Passiamo a prenderti

Questa bellissima storia dimostra che l'industria italiana non ha certo paura del moloch cinese, anzi. L'Iveco-Fiat, nel 2001, mise in piedi una joint venture italo-cinese per produrre dei furgoni Iveco Daily da vendersi a 400.000 yuan, circa 40.000 euro. Il problema è che i furgoni vennero acquistati perlopiù da tribunali cinesi che presero a trasformarli in cosiddette camere mobili di esecuzione: camioncini usi a raggiungere direttamente il luogo delle condanne a morte (10mila all'anno, in Cina) affinché il malcapitato venisse legato a un lettino di metallo e poi siringato letalmente, il tutto controllato da un monitor posto accanto al posto di guida prima di ripartire per la tournée. Amnesty international, nel dicembre del 2003, decise di scrivere alla Fiat per dissuaderla dalla funerea produzione, ma gli risposero che non erano in grado di verificare l’uso dei propri veicoli da parte dell’acquirente e insomma nisba. Ma i diritti umani alla fine trionfano sempre.

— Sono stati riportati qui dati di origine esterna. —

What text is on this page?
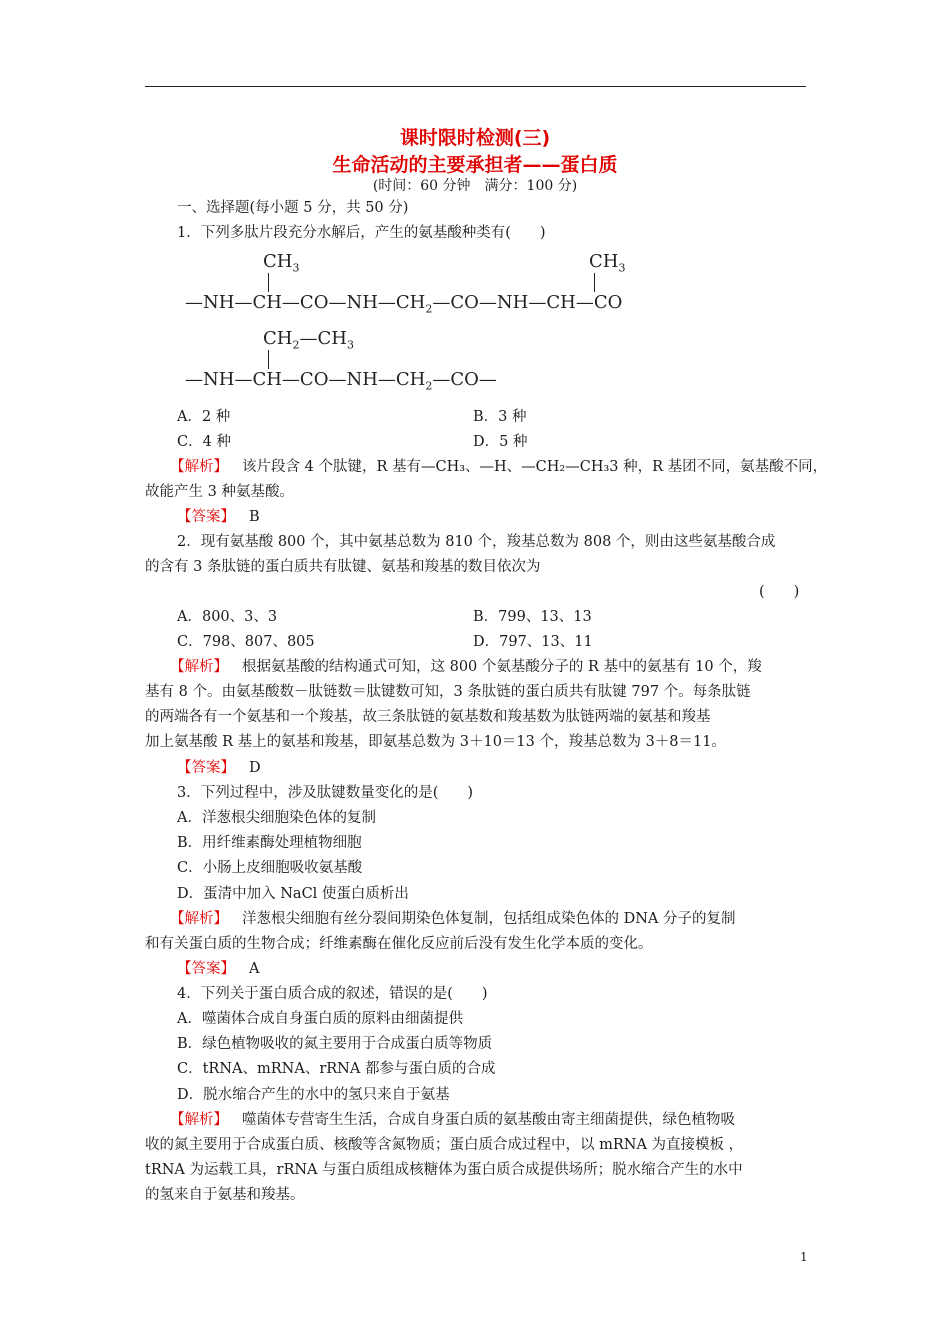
课时限时检测(三)
生命活动的主要承担者——蛋白质
(时间：60 分钟　满分：100 分)
一、选择题(每小题 5 分，共 50 分)
1．下列多肽片段充分水解后，产生的氨基酸种类有(　　)
$CH_3$	$CH_3$
$—NH—CH—CO—NH—CH_2—CO—NH—CH—CO$
$CH_2—CH_3$
$—NH—CH—CO—NH—CH_2—CO—$
A．2 种	B．3 种
C．4 种	D．5 种
【解析】 该片段含 4 个肽键，R 基有—CH₃、—H、—CH₂—CH₃3 种，R 基团不同，氨基酸不同，
故能产生 3 种氨基酸。
【答案】 B
2．现有氨基酸 800 个，其中氨基总数为 810 个，羧基总数为 808 个，则由这些氨基酸合成
的含有 3 条肽链的蛋白质共有肽键、氨基和羧基的数目依次为
(　　)
A．800、3、3	B．799、13、13
C．798、807、805	D．797、13、11
【解析】 根据氨基酸的结构通式可知，这 800 个氨基酸分子的 R 基中的氨基有 10 个，羧
基有 8 个。由氨基酸数－肽链数＝肽键数可知，3 条肽链的蛋白质共有肽键 797 个。每条肽链
的两端各有一个氨基和一个羧基，故三条肽链的氨基数和羧基数为肽链两端的氨基和羧基
加上氨基酸 R 基上的氨基和羧基，即氨基总数为 3＋10＝13 个，羧基总数为 3＋8＝11。
【答案】 D
3．下列过程中，涉及肽键数量变化的是(　　)
A．洋葱根尖细胞染色体的复制
B．用纤维素酶处理植物细胞
C．小肠上皮细胞吸收氨基酸
D．蛋清中加入 NaCl 使蛋白质析出
【解析】 洋葱根尖细胞有丝分裂间期染色体复制，包括组成染色体的 DNA 分子的复制
和有关蛋白质的生物合成；纤维素酶在催化反应前后没有发生化学本质的变化。
【答案】 A
4．下列关于蛋白质合成的叙述，错误的是(　　)
A．噬菌体合成自身蛋白质的原料由细菌提供
B．绿色植物吸收的氮主要用于合成蛋白质等物质
C．tRNA、mRNA、rRNA 都参与蛋白质的合成
D．脱水缩合产生的水中的氢只来自于氨基
【解析】 噬菌体专营寄生生活，合成自身蛋白质的氨基酸由寄主细菌提供，绿色植物吸
收的氮主要用于合成蛋白质、核酸等含氮物质；蛋白质合成过程中，以 mRNA 为直接模板 ，
tRNA 为运载工具，rRNA 与蛋白质组成核糖体为蛋白质合成提供场所；脱水缩合产生的水中
的氢来自于氨基和羧基。
1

Nell'agosto scorso, infatti, l'Iveco ha trovato il pretesto per potersi sfilare dall'imbarazzante travaglio etico e ha finalmente bloccato la produzione dei veicoli. Per non offendere le autorità cinesi, come scusa, l'azienda si è limitata a rilevare che dalle sue casse mancavano 12 milioni di euro (122 milioni di yuan) per i quali purtroppo ha dovuto denunciare il partner cinese, ma sono formalità. Cosa non ci s'inventa per far trionfare i diritti umani.